For pi specifically you can lift the existing config we used:

agents:
  - import_path: harbor.agents.installed.pi:Pi
    model_name: anthropic/claude-sonnet-4-6
    kwargs:
      thinking: "off"

Inspecting results

cmd.py list shows every run under runs/ with one line per job:

./evals/harbor/cmd.py list

Drill into a specific run:

./evals/harbor/cmd.py show <job_name>                  # all tasks
./evals/harbor/cmd.py show <job_name> --status error   # filter by outcome
./evals/harbor/cmd.py show <job_name> --status timeout

Drill into a single task in a single run:

./evals/harbor/cmd.py task <job_name> <task_name>
./evals/harbor/cmd.py task <job_name> <task_name> --tail 50   # tail agent log

Compare two runs head-to-head:

./evals/harbor/cmd.py compare <job_a> <job_b>           # summary
./evals/harbor/cmd.py compare <job_a> <job_b> -v        # plus per-task diffs

Delete runs:

./evals/harbor/cmd.py rm <job_name> [<job_name> ...]    # confirms by default
./evals/harbor/cmd.py rm <job_name> -y                  # skip the prompt

Syncing runs between machines

If you run benchmarks on a remote box and want to inspect them locally:

# Pull everything
./evals/harbor/cmd.py pull tbench@douwe.com:/home/tbench/work/goose

# Just specific jobs
./evals/harbor/cmd.py pull tbench@douwe.com:/home/tbench/work/goose \
  --jobs sonnet46-full pi-sonnet46-full

# Mirror exactly (delete local runs that aren't on the remote)
./evals/harbor/cmd.py pull tbench@douwe.com:/home/tbench/work/goose --delete

The remote argument is user@host:/path/to/goosepull appends evals/harbor/runs/ to it and rsyncs into the local runs/.

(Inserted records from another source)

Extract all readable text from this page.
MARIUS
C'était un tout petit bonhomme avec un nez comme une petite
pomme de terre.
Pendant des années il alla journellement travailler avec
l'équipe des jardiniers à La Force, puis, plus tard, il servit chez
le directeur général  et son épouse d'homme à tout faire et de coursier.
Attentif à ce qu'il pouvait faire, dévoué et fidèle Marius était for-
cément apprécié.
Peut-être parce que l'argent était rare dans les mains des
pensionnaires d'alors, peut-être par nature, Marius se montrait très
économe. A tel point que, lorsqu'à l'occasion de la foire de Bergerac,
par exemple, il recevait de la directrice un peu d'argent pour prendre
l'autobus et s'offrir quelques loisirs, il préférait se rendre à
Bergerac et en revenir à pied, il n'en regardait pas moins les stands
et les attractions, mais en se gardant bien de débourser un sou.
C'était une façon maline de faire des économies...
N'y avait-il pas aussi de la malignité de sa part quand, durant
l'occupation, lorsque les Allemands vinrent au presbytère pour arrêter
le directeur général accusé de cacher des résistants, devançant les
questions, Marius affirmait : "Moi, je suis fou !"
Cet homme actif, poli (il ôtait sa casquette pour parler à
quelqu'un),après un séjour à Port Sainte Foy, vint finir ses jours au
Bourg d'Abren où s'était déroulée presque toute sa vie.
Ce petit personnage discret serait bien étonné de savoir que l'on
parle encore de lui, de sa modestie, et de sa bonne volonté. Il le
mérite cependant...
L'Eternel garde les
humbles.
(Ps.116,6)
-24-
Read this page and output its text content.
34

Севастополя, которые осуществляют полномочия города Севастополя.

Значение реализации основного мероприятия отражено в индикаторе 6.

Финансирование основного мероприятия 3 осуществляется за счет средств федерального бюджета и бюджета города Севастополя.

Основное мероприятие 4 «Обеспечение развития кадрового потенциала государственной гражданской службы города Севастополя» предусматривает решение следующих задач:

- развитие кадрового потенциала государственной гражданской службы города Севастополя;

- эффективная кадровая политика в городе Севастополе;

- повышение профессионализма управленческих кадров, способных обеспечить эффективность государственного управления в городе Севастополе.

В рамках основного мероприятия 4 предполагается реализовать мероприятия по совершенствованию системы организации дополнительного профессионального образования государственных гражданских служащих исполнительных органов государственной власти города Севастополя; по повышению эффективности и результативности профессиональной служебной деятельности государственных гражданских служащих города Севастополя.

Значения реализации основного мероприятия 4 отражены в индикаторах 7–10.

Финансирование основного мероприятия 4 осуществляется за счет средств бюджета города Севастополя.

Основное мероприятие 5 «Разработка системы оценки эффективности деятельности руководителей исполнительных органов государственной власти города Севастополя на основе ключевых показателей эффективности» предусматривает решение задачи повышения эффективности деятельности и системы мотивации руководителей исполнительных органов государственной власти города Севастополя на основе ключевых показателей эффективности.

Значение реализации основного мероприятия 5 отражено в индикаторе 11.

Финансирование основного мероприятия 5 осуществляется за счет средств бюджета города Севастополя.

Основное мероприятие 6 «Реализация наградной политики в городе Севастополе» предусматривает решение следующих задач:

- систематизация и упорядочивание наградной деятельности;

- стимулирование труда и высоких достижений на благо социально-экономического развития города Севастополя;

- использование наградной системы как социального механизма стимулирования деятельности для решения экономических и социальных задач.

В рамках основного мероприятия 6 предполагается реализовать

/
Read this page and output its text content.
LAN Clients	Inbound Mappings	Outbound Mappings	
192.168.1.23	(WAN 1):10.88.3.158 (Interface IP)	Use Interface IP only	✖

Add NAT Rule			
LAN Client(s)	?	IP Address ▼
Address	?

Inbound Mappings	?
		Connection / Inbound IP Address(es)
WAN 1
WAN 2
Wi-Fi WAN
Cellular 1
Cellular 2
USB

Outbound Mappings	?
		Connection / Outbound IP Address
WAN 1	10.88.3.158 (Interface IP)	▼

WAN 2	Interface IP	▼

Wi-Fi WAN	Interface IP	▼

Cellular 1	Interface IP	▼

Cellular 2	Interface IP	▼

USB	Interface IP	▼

A typical comparison workflow

# Run two configurations on the remote (in screen / mosh / tmux)
ssh tbench@douwe.com
cd /home/tbench/work/goose
./evals/harbor/cmd.py run ./target/release/goose --job-name baseline
./evals/harbor/cmd.py run ./target/release/goose \
  --extensions developer,todo,codemode --job-name codemode

# Pull results locally
./evals/harbor/cmd.py pull tbench@douwe.com:/home/tbench/work/goose \
  --jobs baseline codemode

# Diff
./evals/harbor/cmd.py compare baseline codemode -v

For deeper per-task understanding (why did A pass and B fail on this one task?), see the compare_tasks skill under .agents/skills/. Delegate to it with the two job names and a task name and it will read both trajectories, the task spec, and the verifier output, then explain the mechanism behind the divergence.